The different albums and folders appear as piles of photos, which fall in neat grids once selected. If you have online albums over at Picasa those show up as separate stacks as well.
The gallery supports finger scrolling or panning so you can skip images without having to return to the default view. Just swipe to the left or right when viewing a photo in fullscreen mode and the previous/next image will appear.
The pinch zooming is also available here thanks to the Samsung Wave 3 multi-touch support but you can also double tap on the screen to zoom in and out.
The Wave 3 gallery shows the pictures in full resolution unlike most Android handsets, so zooming on a picture will reveal much more detail. Similarly, with the Android galleries, the Wave 3 one offers rotate and crop tools too.
Viewing a single image in the gallery
Multimedia is certainly a S8600 Wave 3 forte, as it was on the previous Waves. The large Super AMOLED screen is great for watching videos. The interface of the video player is quite simple, yet powerful.
The Wave 3 supports DivX/XviD files out of the box. And what is even more impressive, subtitles are welcome as well.

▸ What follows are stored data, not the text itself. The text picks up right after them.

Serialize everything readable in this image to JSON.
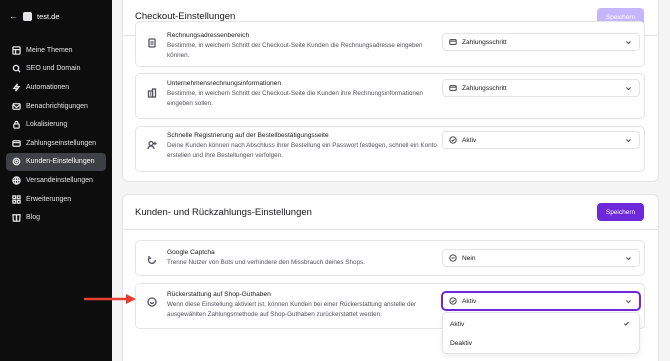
{
  "sidebar": {
    "site_name": "test.de",
    "items": [
      {
        "label": "Meine Themen"
      },
      {
        "label": "SEO und Domain"
      },
      {
        "label": "Automationen"
      },
      {
        "label": "Benachrichtigungen"
      },
      {
        "label": "Lokalisierung"
      },
      {
        "label": "Zahlungseinstellungen"
      },
      {
        "label": "Kunden-Einstellungen",
        "active": true
      },
      {
        "label": "Versandeinstellungen"
      },
      {
        "label": "Erweiterungen"
      },
      {
        "label": "Blog"
      }
    ]
  },
  "checkout": {
    "title": "Checkout-Einstellungen",
    "save_label": "Speichern",
    "rows": [
      {
        "title": "Rechnungsadressenbereich",
        "description": "Bestimme, in welchem Schritt der Checkout-Seite Kunden die Rechnungsadresse eingeben können.",
        "value": "Zahlungsschritt",
        "icon": "receipt-icon"
      },
      {
        "title": "Unternehmensrechnungsinformationen",
        "description": "Bestimme, in welchem Schritt der Checkout-Seite die Kunden ihre Rechnungsinformationen eingeben sollen.",
        "value": "Zahlungsschritt",
        "icon": "building-icon"
      },
      {
        "title": "Schnelle Registrierung auf der Bestellbestätigungsseite",
        "description": "Deine Kunden können nach Abschluss ihrer Bestellung ein Passwort festlegen, schnell ein Konto erstellen und ihre Bestellungen verfolgen.",
        "value": "Aktiv",
        "icon": "user-plus-icon"
      }
    ]
  },
  "refund": {
    "title": "Kunden- und Rückzahlungs-Einstellungen",
    "save_label": "Speichern",
    "rows": [
      {
        "title": "Google Captcha",
        "description": "Trenne Nutzer von Bots und verhindere den Missbrauch deines Shops.",
        "value": "Nein",
        "icon": "refresh-icon"
      },
      {
        "title": "Rückerstattung auf Shop-Guthaben",
        "description": "Wenn diese Einstellung aktiviert ist, können Kunden bei einer Rückerstattung anstelle der ausgewählten Zahlungsmethode auf Shop-Guthaben zurückerstattet werden.",
        "value": "Aktiv",
        "icon": "refund-icon"
      }
    ],
    "dropdown_options": [
      "Aktiv",
      "Deaktiv"
    ],
    "selected_option": "Aktiv"
  },
  "colors": {
    "accent": "#6d28d9",
    "accent_disabled": "#c4b5fd",
    "sidebar_bg": "#0d0d0d",
    "annotation_arrow": "#e53e2e"
  }
}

Video player is awesome • settings
Performance with higher-res videos is great – it played 720p videos like a champ. Not a big surprise considering the Wave 3 records 720p videos itself, but it’s still impressive for a mobile phone. We threw everything we had at it – DivX, XviD, MP4 and even MKV files - all in 720p resolution. The Samsung Wave 3 handled them smoothly and hassle-free.
Just like the gallery, the Bada 2.0 music player has been redesigned and now looks just like the Android one. The interface is laid out in four tabs for the available sorting options: all artists, all tracks, playlists and albums.
Eye-catching music player • now playing
The user interface looks even better when you use the music player in landscape mode. Browsing albums or tracks is pretty standard in portrait mode: you get a list of all songs or albums, each with a small thumb. The list is smoothly scrollable with impressive kinetic effect.
If you're browsing in landscape mode you'll be getting an album art arch of virtual CDs. Tapping on a CD will expand it to show all the tracks within the given album.
The landscape mode looks great
Alternatively, sweeping down across the screen (from the arrow above the central CD) will display a virtual dial to let you search the albums or tracks alphabetically.